LAUSR

Abstract Lithium-Ion batteries are important devices for present and future energy storage, offering high energy density and durability. Positive electrode (cathode) materials are predominantly transition metal oxides containing lithium, such as layered oxides or oxides with spinel structure. The electronic/ionic structure of these materials in the bulk as well as at the phase boundary of the solid-electrolyte interface is a key for their properties, such as electrode potential, degradation and reactivity. This contribution gives examples of surface science investigations on battery materials, addressing especially electronic structure of layered-oxide cathode materials and cathode-electrolyte interface formation.

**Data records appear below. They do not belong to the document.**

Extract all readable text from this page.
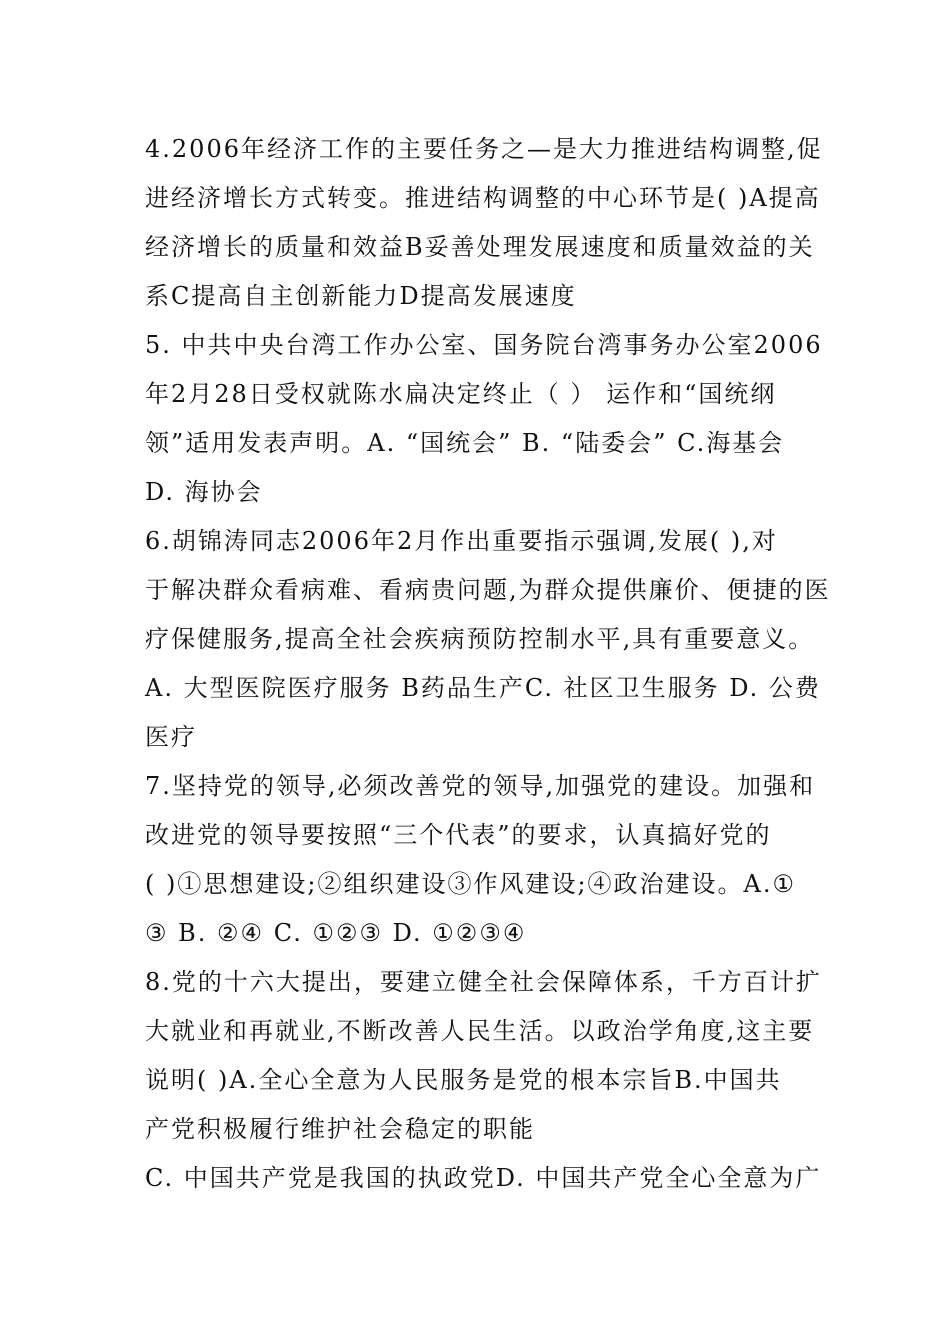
4.2006年经济工作的主要任务之—是大力推进结构调整,促
进经济增长方式转变。推进结构调整的中心环节是( )A提高
经济增长的质量和效益B妥善处理发展速度和质量效益的关
系C提高自主创新能力D提高发展速度
5. 中共中央台湾工作办公室、国务院台湾事务办公室2006
年2月28日受权就陈水扁决定终止（ ） 运作和“国统纲
领”适用发表声明。A. “国统会” B. “陆委会” C.海基会
D. 海协会
6.胡锦涛同志2006年2月作出重要指示强调,发展( ),对
于解决群众看病难、看病贵问题,为群众提供廉价、便捷的医
疗保健服务,提高全社会疾病预防控制水平,具有重要意义。
A. 大型医院医疗服务 B药品生产C. 社区卫生服务 D. 公费
医疗
7.坚持党的领导,必须改善党的领导,加强党的建设。加强和
改进党的领导要按照“三个代表”的要求，认真搞好党的
( )①思想建设;②组织建设③作风建设;④政治建设。A.①
③ B. ②④ C. ①②③ D. ①②③④
8.党的十六大提出，要建立健全社会保障体系，千方百计扩
大就业和再就业,不断改善人民生活。以政治学角度,这主要
说明( )A.全心全意为人民服务是党的根本宗旨B.中国共
产党积极履行维护社会稳定的职能
C. 中国共产党是我国的执政党D. 中国共产党全心全意为广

In a surface science approach, well-defined surfaces/interfaces are prepared by thin film deposition techniques and analyzed with surface sensitive analytical methods such as photoelectron spectroscopy (XPS, UPS) and X-ray absorption spectroscopy (XAS) before and after polarization in liquid electrolyte or contact with electrolyte components. Surface science offers the possibility to analyze the electronic and chemical structure of surfaces and interfaces, allowing conclusions on the electronic and ionic structure of the bulk, on reactivity with other phases, and on electrochemical interface formation. After an introduction into the methodology and fundamental phenomena, the contribution focuses on the role of the electronic structure and electric double layer for electrode degradation and surface layer formation. Charge transfer (electrons and ions) and defect formation is discussed on basis of energy level diagrams extracted from experimental data.